Since then, Copeland and his team, along with other organizations in Guatemala, have conducted workshops to teach grassroot water defenders — community members seeking to protect waterways — basic water science and how to use field testing kits. They also have continued to conduct testing with rural and Indigenous Guatemalan communities whose residents fear their sugar cane and oil palm plantations, among other extractive industries, are contaminating waterways.
The grant will allow the team to continue monitoring and water defender training for the next three years. The team also plans to ethnographically explore — through interviews and observations — ways that Indigenous environmental justice movements are using water science to address industrial development and how participation in science shapes the “knowledge, ethics, and skills” of community members, said Copeland.
Why it matters
The project explores the role community science — specifically environmental monitoring — plays in environmental justice movements.

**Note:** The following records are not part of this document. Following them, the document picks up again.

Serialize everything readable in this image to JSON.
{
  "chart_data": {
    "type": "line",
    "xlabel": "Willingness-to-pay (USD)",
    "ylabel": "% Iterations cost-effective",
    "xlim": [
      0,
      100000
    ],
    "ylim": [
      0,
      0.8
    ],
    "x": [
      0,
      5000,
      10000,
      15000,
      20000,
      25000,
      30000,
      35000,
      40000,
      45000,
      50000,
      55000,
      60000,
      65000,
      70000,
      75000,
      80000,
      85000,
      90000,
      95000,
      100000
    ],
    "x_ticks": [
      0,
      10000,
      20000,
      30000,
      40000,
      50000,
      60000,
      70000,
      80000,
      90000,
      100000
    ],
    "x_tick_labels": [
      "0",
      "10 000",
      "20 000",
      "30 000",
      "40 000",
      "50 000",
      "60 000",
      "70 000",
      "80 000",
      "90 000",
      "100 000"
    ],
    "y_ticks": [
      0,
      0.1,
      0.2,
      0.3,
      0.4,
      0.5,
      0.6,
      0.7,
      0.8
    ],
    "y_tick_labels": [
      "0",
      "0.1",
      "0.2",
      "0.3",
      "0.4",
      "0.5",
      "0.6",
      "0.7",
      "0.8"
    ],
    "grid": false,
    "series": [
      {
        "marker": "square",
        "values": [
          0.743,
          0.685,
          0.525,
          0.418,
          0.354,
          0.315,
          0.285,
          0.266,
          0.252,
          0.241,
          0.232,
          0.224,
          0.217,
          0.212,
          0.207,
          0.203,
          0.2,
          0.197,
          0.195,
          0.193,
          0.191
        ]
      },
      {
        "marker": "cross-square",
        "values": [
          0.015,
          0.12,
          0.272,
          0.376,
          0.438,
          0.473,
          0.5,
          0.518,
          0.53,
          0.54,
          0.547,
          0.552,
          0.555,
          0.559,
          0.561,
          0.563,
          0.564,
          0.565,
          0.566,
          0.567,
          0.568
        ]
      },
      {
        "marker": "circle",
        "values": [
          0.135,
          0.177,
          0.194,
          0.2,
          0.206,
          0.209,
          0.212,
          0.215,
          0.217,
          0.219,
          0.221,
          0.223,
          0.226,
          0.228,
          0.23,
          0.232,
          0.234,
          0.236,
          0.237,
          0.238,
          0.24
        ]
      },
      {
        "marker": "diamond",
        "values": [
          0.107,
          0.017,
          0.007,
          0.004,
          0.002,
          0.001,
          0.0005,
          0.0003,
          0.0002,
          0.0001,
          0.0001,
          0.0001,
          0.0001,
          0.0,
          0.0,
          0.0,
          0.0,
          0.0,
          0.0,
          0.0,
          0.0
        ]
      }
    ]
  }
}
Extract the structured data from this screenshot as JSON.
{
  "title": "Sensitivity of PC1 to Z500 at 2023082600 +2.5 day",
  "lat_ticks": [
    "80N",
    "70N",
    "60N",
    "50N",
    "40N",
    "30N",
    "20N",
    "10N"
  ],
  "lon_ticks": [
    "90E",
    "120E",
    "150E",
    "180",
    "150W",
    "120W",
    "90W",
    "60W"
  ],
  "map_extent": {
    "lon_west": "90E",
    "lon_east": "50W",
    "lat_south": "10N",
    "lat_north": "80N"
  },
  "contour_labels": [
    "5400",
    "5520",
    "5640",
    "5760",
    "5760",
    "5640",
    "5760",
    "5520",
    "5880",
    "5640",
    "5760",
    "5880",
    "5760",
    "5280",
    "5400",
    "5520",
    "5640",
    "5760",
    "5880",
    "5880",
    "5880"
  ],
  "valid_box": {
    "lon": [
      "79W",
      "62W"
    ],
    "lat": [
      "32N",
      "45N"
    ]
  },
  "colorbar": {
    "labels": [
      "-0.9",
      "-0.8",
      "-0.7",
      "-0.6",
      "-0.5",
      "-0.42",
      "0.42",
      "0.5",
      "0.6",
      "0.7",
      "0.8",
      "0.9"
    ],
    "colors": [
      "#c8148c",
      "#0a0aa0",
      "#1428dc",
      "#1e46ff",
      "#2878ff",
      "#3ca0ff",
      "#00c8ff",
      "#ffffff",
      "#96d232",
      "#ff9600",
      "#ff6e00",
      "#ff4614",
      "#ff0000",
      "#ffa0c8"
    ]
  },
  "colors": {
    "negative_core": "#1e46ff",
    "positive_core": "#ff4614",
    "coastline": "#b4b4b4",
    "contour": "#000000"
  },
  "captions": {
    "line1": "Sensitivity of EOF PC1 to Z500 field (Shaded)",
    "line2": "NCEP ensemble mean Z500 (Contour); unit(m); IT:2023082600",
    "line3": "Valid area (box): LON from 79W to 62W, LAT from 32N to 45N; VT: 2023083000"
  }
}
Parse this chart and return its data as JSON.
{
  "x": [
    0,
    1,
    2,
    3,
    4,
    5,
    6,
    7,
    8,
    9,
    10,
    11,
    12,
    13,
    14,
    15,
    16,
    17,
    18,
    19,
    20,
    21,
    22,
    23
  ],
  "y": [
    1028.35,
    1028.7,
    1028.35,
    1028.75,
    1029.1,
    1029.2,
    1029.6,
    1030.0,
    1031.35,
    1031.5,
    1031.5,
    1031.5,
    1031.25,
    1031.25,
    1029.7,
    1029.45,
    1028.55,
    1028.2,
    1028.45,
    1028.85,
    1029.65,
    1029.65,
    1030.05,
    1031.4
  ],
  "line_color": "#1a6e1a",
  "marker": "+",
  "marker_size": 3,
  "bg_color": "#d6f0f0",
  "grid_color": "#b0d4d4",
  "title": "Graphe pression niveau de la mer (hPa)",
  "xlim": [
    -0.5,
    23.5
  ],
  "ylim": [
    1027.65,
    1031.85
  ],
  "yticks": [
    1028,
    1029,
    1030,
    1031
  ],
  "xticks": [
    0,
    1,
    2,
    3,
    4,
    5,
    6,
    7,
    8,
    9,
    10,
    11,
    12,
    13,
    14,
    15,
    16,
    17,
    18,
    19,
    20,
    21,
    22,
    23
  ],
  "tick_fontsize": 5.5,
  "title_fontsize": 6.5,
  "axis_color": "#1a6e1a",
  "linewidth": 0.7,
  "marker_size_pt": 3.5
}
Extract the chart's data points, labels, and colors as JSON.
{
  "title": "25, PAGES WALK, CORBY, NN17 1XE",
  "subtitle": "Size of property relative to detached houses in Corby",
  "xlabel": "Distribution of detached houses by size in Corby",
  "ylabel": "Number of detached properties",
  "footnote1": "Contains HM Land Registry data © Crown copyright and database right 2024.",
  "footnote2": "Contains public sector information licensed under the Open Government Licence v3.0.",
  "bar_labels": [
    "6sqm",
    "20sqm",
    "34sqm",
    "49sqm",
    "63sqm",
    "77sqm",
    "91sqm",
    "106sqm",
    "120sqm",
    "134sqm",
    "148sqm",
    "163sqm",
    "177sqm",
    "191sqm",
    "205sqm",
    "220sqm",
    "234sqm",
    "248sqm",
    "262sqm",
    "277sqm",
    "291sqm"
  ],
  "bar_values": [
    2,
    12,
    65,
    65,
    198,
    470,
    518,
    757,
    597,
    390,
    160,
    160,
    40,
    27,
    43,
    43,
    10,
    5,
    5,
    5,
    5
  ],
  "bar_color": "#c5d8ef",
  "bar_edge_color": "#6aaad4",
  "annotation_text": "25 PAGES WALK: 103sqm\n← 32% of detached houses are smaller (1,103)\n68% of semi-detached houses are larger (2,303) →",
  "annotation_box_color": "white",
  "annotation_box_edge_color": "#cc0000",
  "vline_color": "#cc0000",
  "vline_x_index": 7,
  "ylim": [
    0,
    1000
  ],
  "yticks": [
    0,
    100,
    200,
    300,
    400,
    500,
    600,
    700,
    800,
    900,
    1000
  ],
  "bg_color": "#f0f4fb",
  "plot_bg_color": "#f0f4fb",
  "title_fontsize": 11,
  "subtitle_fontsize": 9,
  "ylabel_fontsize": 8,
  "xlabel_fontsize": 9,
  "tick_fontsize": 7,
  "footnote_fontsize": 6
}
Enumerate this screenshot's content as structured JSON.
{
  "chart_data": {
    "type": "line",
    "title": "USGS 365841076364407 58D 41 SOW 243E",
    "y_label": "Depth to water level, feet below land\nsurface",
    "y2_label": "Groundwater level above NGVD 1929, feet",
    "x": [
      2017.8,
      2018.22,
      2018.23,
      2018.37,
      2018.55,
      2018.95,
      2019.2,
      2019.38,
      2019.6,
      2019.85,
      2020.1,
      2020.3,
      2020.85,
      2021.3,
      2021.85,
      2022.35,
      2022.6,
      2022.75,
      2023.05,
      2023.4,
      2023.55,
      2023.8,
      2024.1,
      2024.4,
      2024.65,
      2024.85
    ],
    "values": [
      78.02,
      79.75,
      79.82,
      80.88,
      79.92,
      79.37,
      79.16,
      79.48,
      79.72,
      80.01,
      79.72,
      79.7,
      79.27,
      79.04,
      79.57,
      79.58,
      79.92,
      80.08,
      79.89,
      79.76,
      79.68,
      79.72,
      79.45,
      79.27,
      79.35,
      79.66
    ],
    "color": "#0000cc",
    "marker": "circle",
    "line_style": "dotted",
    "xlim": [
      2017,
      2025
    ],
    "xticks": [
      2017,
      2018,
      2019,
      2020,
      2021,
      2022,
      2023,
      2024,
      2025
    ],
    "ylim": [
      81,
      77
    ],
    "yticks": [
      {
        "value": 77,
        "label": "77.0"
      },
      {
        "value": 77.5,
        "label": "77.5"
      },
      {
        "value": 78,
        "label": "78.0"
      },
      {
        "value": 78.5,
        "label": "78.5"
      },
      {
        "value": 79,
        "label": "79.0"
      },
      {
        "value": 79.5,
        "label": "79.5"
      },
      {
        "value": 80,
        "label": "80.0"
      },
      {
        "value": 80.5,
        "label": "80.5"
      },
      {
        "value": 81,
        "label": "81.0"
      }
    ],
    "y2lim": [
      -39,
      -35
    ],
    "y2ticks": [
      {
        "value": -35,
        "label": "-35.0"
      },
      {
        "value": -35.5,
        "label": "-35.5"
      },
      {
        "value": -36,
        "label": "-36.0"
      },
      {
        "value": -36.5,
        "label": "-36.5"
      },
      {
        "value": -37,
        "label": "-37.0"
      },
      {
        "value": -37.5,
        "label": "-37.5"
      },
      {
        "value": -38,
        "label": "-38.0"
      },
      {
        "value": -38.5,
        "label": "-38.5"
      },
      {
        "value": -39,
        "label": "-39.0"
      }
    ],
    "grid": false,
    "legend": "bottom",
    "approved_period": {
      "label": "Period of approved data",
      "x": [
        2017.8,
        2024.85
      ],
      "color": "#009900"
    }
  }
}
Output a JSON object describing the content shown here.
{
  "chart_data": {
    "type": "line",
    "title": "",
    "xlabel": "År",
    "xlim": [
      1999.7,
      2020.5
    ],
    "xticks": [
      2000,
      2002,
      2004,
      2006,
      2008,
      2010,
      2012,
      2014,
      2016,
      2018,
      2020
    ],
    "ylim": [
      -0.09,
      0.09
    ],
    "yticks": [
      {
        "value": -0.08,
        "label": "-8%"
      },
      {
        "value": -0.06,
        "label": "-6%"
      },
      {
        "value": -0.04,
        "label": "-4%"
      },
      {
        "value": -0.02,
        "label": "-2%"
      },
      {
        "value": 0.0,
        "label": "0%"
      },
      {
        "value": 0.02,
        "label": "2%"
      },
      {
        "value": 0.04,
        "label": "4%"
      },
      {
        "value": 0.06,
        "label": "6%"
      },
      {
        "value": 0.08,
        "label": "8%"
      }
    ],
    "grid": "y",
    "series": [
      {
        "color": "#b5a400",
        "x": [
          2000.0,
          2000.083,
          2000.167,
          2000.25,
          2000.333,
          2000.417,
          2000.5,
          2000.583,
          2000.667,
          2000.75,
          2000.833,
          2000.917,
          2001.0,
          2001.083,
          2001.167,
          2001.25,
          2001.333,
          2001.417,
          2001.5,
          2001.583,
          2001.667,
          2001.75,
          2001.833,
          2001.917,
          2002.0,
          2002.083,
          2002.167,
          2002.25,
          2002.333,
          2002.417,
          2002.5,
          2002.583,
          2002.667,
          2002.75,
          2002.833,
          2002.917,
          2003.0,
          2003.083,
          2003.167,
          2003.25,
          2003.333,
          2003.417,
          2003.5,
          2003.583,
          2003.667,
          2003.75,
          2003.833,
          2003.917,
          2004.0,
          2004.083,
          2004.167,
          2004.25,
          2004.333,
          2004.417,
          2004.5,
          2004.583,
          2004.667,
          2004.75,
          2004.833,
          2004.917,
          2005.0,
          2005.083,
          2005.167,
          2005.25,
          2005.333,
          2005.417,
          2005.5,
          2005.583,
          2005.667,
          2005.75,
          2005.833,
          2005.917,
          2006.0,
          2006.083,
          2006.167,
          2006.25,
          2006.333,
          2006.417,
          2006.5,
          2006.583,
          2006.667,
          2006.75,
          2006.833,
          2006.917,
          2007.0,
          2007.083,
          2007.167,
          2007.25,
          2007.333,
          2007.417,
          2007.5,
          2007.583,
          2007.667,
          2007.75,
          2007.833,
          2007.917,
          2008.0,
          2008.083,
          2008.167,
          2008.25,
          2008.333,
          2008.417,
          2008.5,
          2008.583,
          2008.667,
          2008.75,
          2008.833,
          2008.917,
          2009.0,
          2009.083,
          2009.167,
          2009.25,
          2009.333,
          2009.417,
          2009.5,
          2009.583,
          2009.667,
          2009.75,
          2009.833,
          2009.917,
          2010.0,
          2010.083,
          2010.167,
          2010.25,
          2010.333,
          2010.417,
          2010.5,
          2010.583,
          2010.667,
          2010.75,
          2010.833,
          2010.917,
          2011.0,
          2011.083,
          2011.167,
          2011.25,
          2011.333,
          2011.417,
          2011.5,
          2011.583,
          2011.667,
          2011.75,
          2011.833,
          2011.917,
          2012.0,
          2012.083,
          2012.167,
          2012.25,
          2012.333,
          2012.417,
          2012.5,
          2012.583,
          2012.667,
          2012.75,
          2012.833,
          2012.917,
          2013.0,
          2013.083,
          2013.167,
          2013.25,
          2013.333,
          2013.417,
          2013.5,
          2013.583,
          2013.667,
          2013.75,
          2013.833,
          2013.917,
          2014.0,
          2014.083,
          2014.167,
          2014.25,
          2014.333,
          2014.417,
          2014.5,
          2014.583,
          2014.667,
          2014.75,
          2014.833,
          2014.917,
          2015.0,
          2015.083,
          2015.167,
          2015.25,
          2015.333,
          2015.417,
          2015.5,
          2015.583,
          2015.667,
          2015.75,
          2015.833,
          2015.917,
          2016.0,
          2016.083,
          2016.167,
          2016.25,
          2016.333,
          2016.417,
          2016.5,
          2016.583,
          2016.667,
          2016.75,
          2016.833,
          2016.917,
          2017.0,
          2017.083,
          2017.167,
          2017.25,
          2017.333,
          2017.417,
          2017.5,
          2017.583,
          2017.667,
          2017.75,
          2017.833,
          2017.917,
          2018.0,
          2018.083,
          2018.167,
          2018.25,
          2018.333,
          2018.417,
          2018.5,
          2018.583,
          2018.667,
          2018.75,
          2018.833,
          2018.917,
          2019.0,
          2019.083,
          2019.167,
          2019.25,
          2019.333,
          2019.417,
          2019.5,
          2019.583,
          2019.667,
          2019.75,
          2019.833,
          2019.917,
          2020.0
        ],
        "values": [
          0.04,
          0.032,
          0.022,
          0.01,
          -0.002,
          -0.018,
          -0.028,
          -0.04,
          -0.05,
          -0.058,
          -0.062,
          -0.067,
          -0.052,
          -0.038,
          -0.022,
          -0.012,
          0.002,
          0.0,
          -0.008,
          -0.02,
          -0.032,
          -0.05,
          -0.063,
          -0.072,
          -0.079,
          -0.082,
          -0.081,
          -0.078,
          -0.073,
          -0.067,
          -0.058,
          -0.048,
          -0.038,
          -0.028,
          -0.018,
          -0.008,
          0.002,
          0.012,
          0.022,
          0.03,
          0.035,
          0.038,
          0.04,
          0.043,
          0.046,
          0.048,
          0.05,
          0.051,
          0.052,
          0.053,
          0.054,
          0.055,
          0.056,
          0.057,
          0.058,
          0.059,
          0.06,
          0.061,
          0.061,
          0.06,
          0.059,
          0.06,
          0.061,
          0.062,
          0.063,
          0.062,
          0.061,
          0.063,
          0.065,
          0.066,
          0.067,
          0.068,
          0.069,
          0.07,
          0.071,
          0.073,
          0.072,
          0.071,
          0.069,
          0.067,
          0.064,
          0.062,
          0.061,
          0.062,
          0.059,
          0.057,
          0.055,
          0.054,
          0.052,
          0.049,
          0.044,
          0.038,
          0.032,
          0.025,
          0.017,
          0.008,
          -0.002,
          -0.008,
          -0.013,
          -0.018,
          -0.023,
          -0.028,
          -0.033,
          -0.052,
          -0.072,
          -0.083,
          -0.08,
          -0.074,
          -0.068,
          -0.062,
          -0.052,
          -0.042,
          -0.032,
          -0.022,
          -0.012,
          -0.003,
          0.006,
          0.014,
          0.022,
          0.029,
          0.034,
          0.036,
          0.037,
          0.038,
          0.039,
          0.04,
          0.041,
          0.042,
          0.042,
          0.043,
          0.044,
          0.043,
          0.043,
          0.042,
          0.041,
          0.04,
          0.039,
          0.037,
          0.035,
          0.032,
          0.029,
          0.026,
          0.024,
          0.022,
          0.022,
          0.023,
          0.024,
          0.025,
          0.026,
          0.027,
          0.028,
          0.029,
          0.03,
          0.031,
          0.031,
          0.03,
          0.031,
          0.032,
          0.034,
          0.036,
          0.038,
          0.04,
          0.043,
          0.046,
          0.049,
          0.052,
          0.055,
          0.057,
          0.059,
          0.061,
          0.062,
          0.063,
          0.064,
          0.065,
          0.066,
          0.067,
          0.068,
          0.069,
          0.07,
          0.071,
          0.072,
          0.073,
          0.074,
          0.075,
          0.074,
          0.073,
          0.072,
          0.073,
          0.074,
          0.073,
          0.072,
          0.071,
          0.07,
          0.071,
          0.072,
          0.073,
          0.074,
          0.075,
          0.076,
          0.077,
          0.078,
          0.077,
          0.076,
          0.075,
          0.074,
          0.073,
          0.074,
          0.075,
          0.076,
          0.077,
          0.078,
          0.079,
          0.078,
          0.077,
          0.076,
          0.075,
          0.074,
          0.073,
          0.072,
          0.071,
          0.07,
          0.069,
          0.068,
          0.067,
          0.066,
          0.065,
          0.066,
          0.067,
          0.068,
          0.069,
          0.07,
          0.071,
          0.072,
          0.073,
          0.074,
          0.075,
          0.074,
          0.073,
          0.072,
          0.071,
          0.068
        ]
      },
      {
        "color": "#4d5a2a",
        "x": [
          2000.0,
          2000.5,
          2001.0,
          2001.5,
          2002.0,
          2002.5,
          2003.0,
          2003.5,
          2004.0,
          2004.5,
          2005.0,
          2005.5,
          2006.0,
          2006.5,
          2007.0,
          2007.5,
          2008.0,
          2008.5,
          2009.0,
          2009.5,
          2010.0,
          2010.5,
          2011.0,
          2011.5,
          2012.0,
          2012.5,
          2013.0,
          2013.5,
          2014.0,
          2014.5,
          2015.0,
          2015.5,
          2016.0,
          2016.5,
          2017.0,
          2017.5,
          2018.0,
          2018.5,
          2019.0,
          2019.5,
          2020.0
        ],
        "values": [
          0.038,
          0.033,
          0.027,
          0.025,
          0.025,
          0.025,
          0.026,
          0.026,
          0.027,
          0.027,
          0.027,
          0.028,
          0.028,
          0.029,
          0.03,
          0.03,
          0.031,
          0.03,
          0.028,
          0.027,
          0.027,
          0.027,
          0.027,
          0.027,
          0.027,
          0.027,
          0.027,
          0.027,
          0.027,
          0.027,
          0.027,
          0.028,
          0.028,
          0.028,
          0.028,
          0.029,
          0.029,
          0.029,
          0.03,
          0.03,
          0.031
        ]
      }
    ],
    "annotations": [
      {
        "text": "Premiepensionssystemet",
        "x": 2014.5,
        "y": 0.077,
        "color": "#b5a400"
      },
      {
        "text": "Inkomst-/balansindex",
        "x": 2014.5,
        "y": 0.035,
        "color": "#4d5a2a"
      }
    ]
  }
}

It also examines how different kinds of participation shape the outcomes of community science collaborations.
Copeland said that while rural and Indigenous populations are often extremely concerned about the negative impact that industrial projects have on their health and the environment, they don’t have evidence considered sufficient to demand accountability or force states to act. By validating and promoting community led science, the project aims to produce knowledge that will be useful for Indigenous water defenders.
While Copeland knows data alone won’t lead to policy changes, he believes it can galvanize grassroot resistance movements.
Goals of the project
- Equip community scientists with tools and skills to harness data about their waterways
- Conduct science that, because it threatens powerful interests, is deliberately left undone
- Create spaces of dialogue where professional science and local knowledge coexist on equal footing, and enrich one another, despite differences
- Assess the ability of community science, through interviews and observations, to influence corporate behavior, increase community control over water and land, and shape discussions over development
- Understand the limitations and risks of participatory science for Indigenous environmental justice movements
- Bolster efforts to create a center for collaborative research at Virginia Tech, aligning social sciences, humanities, and STEM the needs of marginalized communities
- Nick Copeland, anthropologist and associate professor of history, principal investigator
- Kang Xia, plant and environmental sciences professor, co-principal investigator
- Korine Kolivras, geography professor, co-principal investigator
- Leigh Anne Krometis, biological systems engineering associate professor, co-principal investigator
Virginia Tech voice
“This project follows the lead of Indigenous communities and asks how we, as academics and scientists, can put our knowledge, technology, and skills to work for communities who are discriminated against and structurally excluded,” Copeland said. “Ultimately, there’s hardly a single megadevelopment project in the global south that’s not resisted by communities. Mining operations are set to expand to build batteries for electric cars. I support an energy transition, but I also recognize the right to hyper-privatized automobility is far less important than the right of rural communities to have water or to grow food. Those are tradeoffs many people rarely think about.”